Today we might ask ourselves just where God is present in our lives.  One of the ways in which we encounter God is in other people.  And so do I see the face of God in the members of my community, in my friends, in my family, do I see God in the waitress at the restaurant, or in the cashier at the supermarket?  We can see God’s presence in every single relationship and situation of our lives, but only if we allow ourselves the inner quiet to see God.  And we don’t need dramatic shows of force or power to prove to us that God exists.   Rather we need to develop this inner quiet, this inner peace of mind and spirit, so that we can hear the whispering voice of God speaking to us.  The trouble is nowadays that we are all so caught up in noise and activity that we can’t hear God calling to us.  You would be surprised at how many people complain that God is absent from their lives, as if he has abandoned them.  The fact is that it is we who shut God out of our lives with a multitude of other concerns.  If we are always talking, or tapping texts on our mobile phone, or have our ears plugged into our iPod, how can we hear the still, small voice of God speaking to us?  God is constantly trying to get through to us but how will we ever hear his whispering voice unless we learn to take time out from the busy day and learn to be quiet, and especially before and after Mass.  It amazes me that so many Catholics get caught up in Oriental meditation programmes, when the Church teaches us how to pray and meditate and how to get closer to God.  And all it takes is a little effort and research to find a method of prayer that suits us.  And there are plenty methods to choose from.  The Nine Ways of Prayer of Saint Dominic are a good a place as any to start.
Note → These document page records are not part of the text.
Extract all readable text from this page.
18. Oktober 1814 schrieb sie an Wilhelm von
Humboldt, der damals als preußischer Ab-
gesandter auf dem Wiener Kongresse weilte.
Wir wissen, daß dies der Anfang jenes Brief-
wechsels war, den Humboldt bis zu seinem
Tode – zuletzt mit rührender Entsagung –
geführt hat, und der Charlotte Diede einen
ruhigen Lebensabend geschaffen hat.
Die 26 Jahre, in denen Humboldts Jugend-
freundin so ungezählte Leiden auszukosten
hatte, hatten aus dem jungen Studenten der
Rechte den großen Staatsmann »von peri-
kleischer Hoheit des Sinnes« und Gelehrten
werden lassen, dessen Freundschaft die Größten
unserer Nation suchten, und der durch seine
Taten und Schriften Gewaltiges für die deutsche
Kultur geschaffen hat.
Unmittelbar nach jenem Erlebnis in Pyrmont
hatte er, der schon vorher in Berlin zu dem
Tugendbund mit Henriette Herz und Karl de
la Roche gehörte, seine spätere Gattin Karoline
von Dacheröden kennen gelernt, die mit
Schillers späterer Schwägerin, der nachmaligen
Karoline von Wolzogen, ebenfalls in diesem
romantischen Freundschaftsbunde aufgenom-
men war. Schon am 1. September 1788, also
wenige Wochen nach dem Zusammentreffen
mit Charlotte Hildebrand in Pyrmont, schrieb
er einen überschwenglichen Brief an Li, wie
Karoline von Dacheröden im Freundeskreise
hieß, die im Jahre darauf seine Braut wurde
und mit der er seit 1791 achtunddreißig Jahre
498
We just heard in the Gospel how Saint Peter wanted to be included in Our Lord’s miracle, but Our Lord recognised the weakness of Peter’s faith and took the opportunity to teach him a valuable lesson.  We too should learn that without a strong faith we will continue to falter and fail and sink into the stormy waters of sin and despair that seek to engulf us.

The acknowledgement of the disciples, “Truly you are the Son of God”, is at first glance, a reaction to the miracle of Our Lord walking on the water.  But their profession of faith is, on a deeper level, a recognition that Our Lord knows the hearts of his followers.

Seeing Peter lose his nerve, Our Lord understood that, for all the blustering and evident self-confidence, Saint Peter was, like all of us, a person in need.  And so, no matter who we are or what we do, we all suffer some weakness of faith, and only God can strengthen that faith.

And so, where is God to be found?  Well, some of us do find him in the beauty and the majesty of nature.  But Elijah’s experience tells us that God can be found within ourselves; in the still, quiet voice that each of us can hear, if only we would listen.

We all need to give ourselves the time and the space to hear God’s voice.  If we are open and receptive we should be able to experience God’s presence during our celebration of the Mass as we unite ourselves to Him in faith.  We can also experience God’s presence every day and every moment of our lives by allowing ourselves to recognise the ‘tiny whispering sound’ within.